Spanish consultant Marcados Energy Market Pvt Ltd, appointed to recommend rationalising multiple natural gas prices, in its final report stated that pooling of gas consumed by sensitive power and fertiliser sectors was the “most suited” option.
Gas is now sold at anywhere between USD 1 and USD 5.73 per million British thermal units (mmBtu), depending on the source. The consultant said sectoral averaging out of prices was better than a general cost—based pool covering all consuming sectors and all suppliers that could be achieved only through legislation.
Sectoral pooling “would serve the basic objectives without being heavy on administrative arrangements and cost,” the report said. “It would also facilitate an eventual migration to competitive markets.”
At present, the government fixes the price of gas produced from blocks given on nomination to state—run Oil and Natural Gas Corp (ONGC) and Oil India (OIL), while for others it is determined in line with production sharing contracts.

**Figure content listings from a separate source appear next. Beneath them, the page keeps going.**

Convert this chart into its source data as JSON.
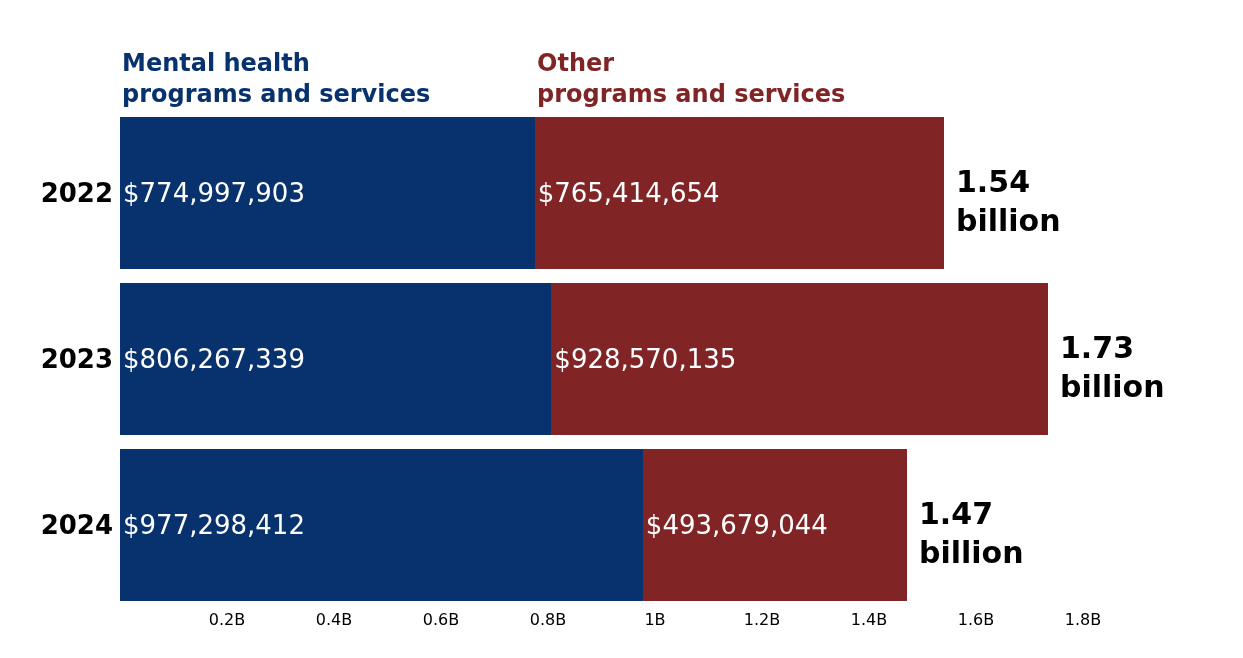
{
  "chart_data": {
    "type": "bar",
    "orientation": "horizontal",
    "stacked": true,
    "categories": [
      "2022",
      "2023",
      "2024"
    ],
    "series": [
      {
        "name": "Mental health\nprograms and services",
        "color": "#08326e",
        "values": [
          774997903,
          806267339,
          977298412
        ],
        "value_labels": [
          "$774,997,903",
          "$806,267,339",
          "$977,298,412"
        ]
      },
      {
        "name": "Other\nprograms and services",
        "color": "#812426",
        "values": [
          765414654,
          928570135,
          493679044
        ],
        "value_labels": [
          "$765,414,654",
          "$928,570,135",
          "$493,679,044"
        ]
      }
    ],
    "totals": [
      "1.54\nbillion",
      "1.73\nbillion",
      "1.47\nbillion"
    ],
    "xlim": [
      0,
      1800000000
    ],
    "xticks": [
      {
        "value": 200000000,
        "label": "0.2B"
      },
      {
        "value": 400000000,
        "label": "0.4B"
      },
      {
        "value": 600000000,
        "label": "0.6B"
      },
      {
        "value": 800000000,
        "label": "0.8B"
      },
      {
        "value": 1000000000,
        "label": "1B"
      },
      {
        "value": 1200000000,
        "label": "1.2B"
      },
      {
        "value": 1400000000,
        "label": "1.4B"
      },
      {
        "value": 1600000000,
        "label": "1.6B"
      },
      {
        "value": 1800000000,
        "label": "1.8B"
      }
    ],
    "legend": false
  }
}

Gas from fields given to ONGC and OIL on nomination basis was sold at about USD 1.8 per mmBtu, while in the North—east it was priced at USD 1—1.2 per mmBtu. Prices range from USD 3.5 to 5.73 per mmBtu for gas from the blocks that were awarded before the introduction of New Exploration and Licensing Policy (NELP) in 1999, while gas from Reliance Industries’ eastern offshore KG D6 field is priced at USD 4.20 per mmBtu.
The consultant suggested pooling or averaging out all prices to power and fertiliser sectors so that consumers get gas at the same price irrespective of the source.

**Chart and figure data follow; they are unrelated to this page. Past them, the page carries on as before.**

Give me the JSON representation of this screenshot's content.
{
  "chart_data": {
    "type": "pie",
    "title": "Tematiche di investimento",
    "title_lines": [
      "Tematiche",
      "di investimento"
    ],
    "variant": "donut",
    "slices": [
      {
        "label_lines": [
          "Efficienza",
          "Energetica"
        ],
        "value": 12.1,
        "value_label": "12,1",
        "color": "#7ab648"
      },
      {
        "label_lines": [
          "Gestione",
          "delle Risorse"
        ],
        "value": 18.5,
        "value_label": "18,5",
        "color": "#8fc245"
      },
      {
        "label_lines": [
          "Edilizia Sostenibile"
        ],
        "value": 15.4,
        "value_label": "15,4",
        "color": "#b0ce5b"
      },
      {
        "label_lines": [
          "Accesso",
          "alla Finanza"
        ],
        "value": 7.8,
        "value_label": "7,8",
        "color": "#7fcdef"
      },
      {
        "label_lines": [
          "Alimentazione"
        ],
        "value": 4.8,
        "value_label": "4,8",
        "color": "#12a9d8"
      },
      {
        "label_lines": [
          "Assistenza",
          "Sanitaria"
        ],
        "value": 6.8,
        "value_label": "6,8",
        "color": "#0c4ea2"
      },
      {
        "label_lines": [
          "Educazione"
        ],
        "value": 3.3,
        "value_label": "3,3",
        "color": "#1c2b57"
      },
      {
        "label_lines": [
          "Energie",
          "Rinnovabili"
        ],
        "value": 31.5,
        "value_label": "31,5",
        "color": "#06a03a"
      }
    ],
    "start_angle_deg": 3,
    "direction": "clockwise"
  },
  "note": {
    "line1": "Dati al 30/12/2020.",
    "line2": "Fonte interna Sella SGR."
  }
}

“We believe that the sectoral pool option would leave sufficient room for price discovery for new gas supplies,” it said.
Marcados said sectoral pooling would not require legislative changes “instead...(it) could work through a simplier policy directive“.

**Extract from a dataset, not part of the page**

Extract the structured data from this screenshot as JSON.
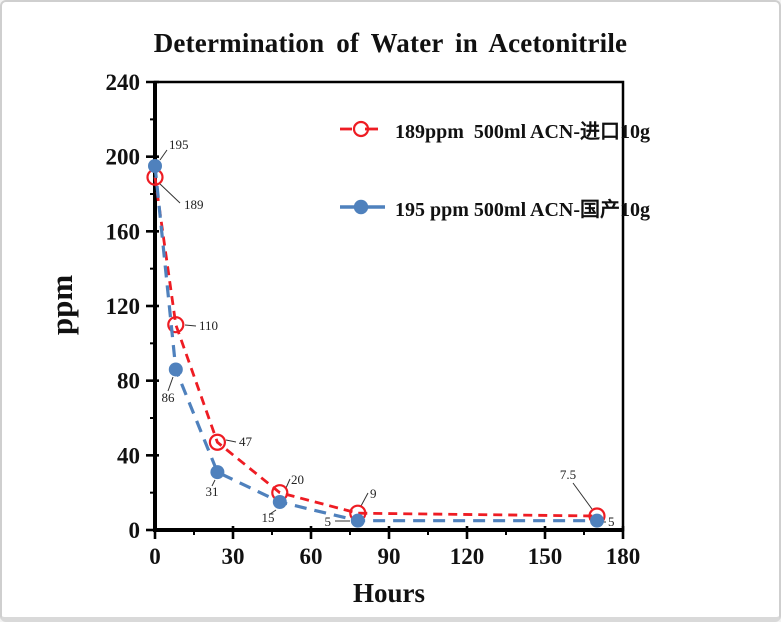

“The policy would need to set out the detailed guidelines for constitution and operations of the pool, notify a pool operator, set out the institutional mechanism, and also the transition processes,” it further added.
The consultant was, however, against pooling of gas transportation tariff. “We have examined the issue, but have found it to be inefficient and distortionary. It can also result in stranded assets that would prevent efficient gas market development.”
“Instead, we favour the idea of co—ordinated pipeline development across the country, and charging of tariffs for pipeline use on a rational economic basis,” the report said.
It recommended creation of a roadmap for migration to competitive wholesale markets for gas, which would typically be through bid—based pools and feature a large number of independent shippers.
“We believe that this will lead to eventual reduction in the price of gas imports by India, and aid the process of the country becoming a major player in the international gas market,” the report added.
Currently, three broad categories of natural gas prices prevail in the country — APM or government controlled rates, price of gas from for privately operated fields and imported LNG.
“Even in case of APM gas, there are different prices prevailing for priority sector (power and fertiliser), North Eastern region) and non priority sectors.
“To add to complexity, seven more types of prices are prevalent for gas coming out of production sharing contract — be it for Panna Mukta and Tapti fields (of BG Group), (Cairn’s) Ravva field, KG basin (of Reliance Industries) or other fields,” the report said.